If you think, you can do the task without using that much cpu-utilization, you can profile your app and find out, where this high cpu-utilization takes place and then try to improve your code.
I think you are doing the streaming in an inefficient way, but I say streaming CAN be a highly utilizing task.
I repeat, don't think about reducing the cpu-utilization by lowering the priority of the process or telling the OS "Don't give that much cpu-time to this process". That's the whole wrong intuition in my eyes. Reduce the cpu-utilization by improving the algorithms and code after profiling.
A good start in profiling java is this article: http://www.ibm.com/developerworks/edu/os-dw-os-ecl-tptp.html
In addition to the information given above: the JVM is free in how it uses OS threads. The Thread in your Java application might run in a seperate OS thread, or it might share that thread with other Threads. Check the documentation for the JVM you are using for additional information.

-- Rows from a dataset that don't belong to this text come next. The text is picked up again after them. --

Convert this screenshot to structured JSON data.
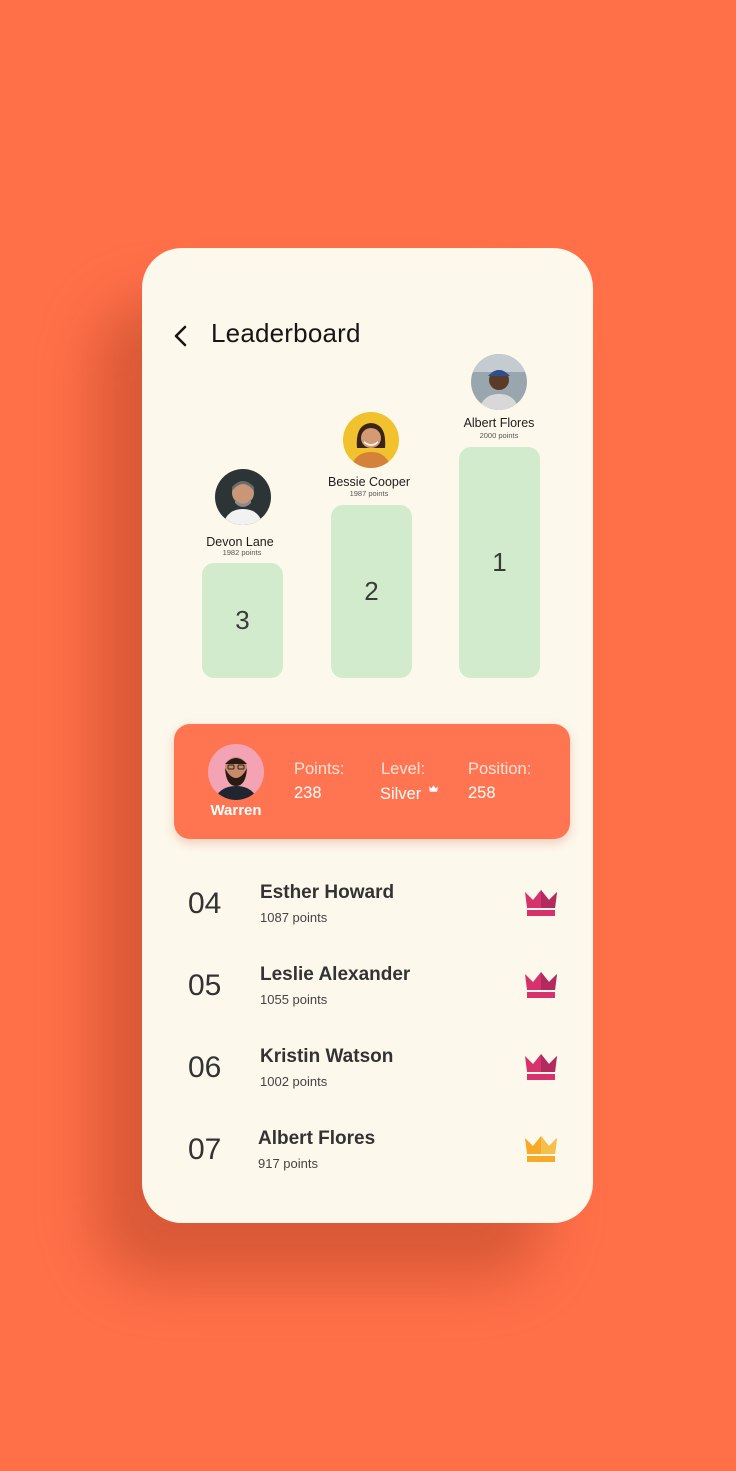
{
  "header": {
    "title": "Leaderboard"
  },
  "podium": [
    {
      "rank": "3",
      "name": "Devon Lane",
      "points": "1982 points"
    },
    {
      "rank": "2",
      "name": "Bessie Cooper",
      "points": "1987 points"
    },
    {
      "rank": "1",
      "name": "Albert Flores",
      "points": "2000 points"
    }
  ],
  "user": {
    "name": "Warren",
    "points_label": "Points:",
    "points_value": "238",
    "level_label": "Level:",
    "level_value": "Silver",
    "position_label": "Position:",
    "position_value": "258"
  },
  "list": [
    {
      "rank": "04",
      "name": "Esther Howard",
      "points": "1087 points",
      "crown": "pink-crown-icon"
    },
    {
      "rank": "05",
      "name": "Leslie Alexander",
      "points": "1055 points",
      "crown": "pink-crown-icon"
    },
    {
      "rank": "06",
      "name": "Kristin Watson",
      "points": "1002 points",
      "crown": "pink-crown-icon"
    },
    {
      "rank": "07",
      "name": "Albert Flores",
      "points": "917 points",
      "crown": "gold-crown-icon"
    }
  ],
  "colors": {
    "background": "#FF7049",
    "card": "#FDF8EC",
    "podium_bar": "#D3EBCD",
    "user_card": "#FF7552",
    "crown_pink": "#D6336C",
    "crown_gold": "#F7A928"
  }
}
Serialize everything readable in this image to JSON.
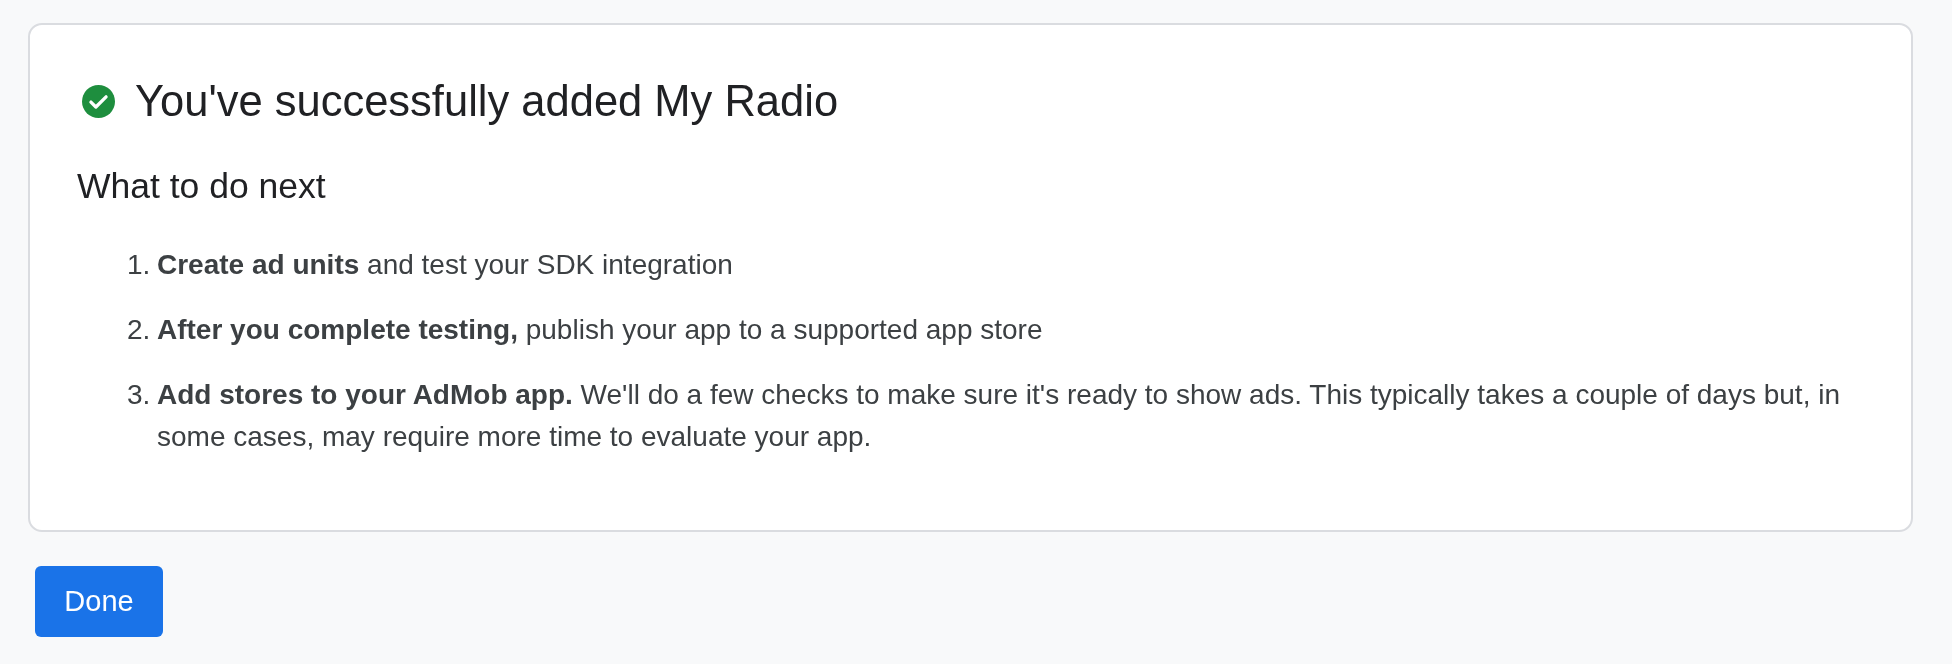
{
  "header": {
    "kind": "success",
    "title": "You've successfully added My Radio"
  },
  "subtitle": "What to do next",
  "steps": [
    {
      "number": "1.",
      "text": "**Create ad units** and test your SDK integration"
    },
    {
      "number": "2.",
      "text": "**After you complete testing,** publish your app to a supported app store"
    },
    {
      "number": "3.",
      "text": "**Add stores to your AdMob app.** We'll do a few checks to make sure it's ready to show ads. This typically takes a couple of days but, in some cases, may require more time to evaluate your app."
    }
  ],
  "buttons": [
    {
      "label": "Done",
      "kind": "primary"
    }
  ]
}
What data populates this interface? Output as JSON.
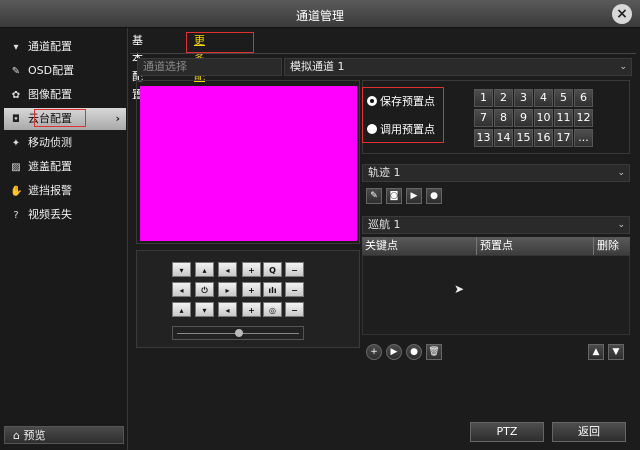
{
  "window": {
    "title": "通道管理",
    "close_icon": "×"
  },
  "sidebar": {
    "items": [
      {
        "label": "通道配置",
        "icon": "camera-icon",
        "glyph": "▾"
      },
      {
        "label": "OSD配置",
        "icon": "osd-icon",
        "glyph": "✎"
      },
      {
        "label": "图像配置",
        "icon": "image-icon",
        "glyph": "✿"
      },
      {
        "label": "云台配置",
        "icon": "ptz-icon",
        "glyph": "◘"
      },
      {
        "label": "移动侦测",
        "icon": "motion-icon",
        "glyph": "✦"
      },
      {
        "label": "遮盖配置",
        "icon": "mask-icon",
        "glyph": "▨"
      },
      {
        "label": "遮挡报警",
        "icon": "alarm-hand-icon",
        "glyph": "✋"
      },
      {
        "label": "视频丢失",
        "icon": "video-loss-icon",
        "glyph": "?"
      }
    ],
    "active_arrow": "›",
    "preview_label": "预览",
    "preview_glyph": "⌂"
  },
  "tabs": {
    "basic": "基本配置",
    "more": "更多配置"
  },
  "channel": {
    "label": "通道选择",
    "value": "模拟通道 1",
    "dropdown": "⌄"
  },
  "ptz_controls": {
    "row1": [
      "▾",
      "▴",
      "◂",
      "+",
      "Q",
      "−"
    ],
    "row2": [
      "◂",
      "⏻",
      "▸",
      "+",
      "ılı",
      "−"
    ],
    "row3": [
      "▴",
      "▾",
      "◂",
      "+",
      "◎",
      "−"
    ]
  },
  "preset": {
    "save": "保存预置点",
    "call": "调用预置点",
    "numbers": [
      "1",
      "2",
      "3",
      "4",
      "5",
      "6",
      "7",
      "8",
      "9",
      "10",
      "11",
      "12",
      "13",
      "14",
      "15",
      "16",
      "17",
      "..."
    ]
  },
  "track": {
    "value": "轨迹 1",
    "dropdown": "⌄",
    "buttons": [
      "✎",
      "◙",
      "▶",
      "●"
    ]
  },
  "cruise": {
    "value": "巡航 1",
    "dropdown": "⌄",
    "columns": [
      "关键点",
      "预置点",
      "删除"
    ],
    "buttons_left": [
      "+",
      "▶",
      "●",
      "🗑"
    ],
    "buttons_right": [
      "▲",
      "▼"
    ]
  },
  "footer": {
    "ptz": "PTZ",
    "back": "返回"
  },
  "colors": {
    "video": "#ff00ff",
    "highlight": "#e03030",
    "tab_active": "#f5d400"
  }
}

Ok, thanks for the advice guys! Looks like I'm just going to have to look into trying to improve the efficiency of the way my app is streaming (though not sure this is going to go far as I'm basically just reading the file from disk and writing it to the client...).
VisualVM is very easy to use to find out where your CPU time is being spent for Java applications, and it is included in the latest versions of the JDK (named jvisualvm.exe on Windows)
Follow up to my "well thought out buffers" comment, a good rule of thumb for TCP buffering,
buffer size = 2 * bandwidth * delay
So if you want to stream 214kbps music (around 27kB/s) and have, let's say 60ms of latency, you're looking at 3.24 kilobytes, and rounding off to a nice 4kB buffer will work very well for you on a wide range of systems.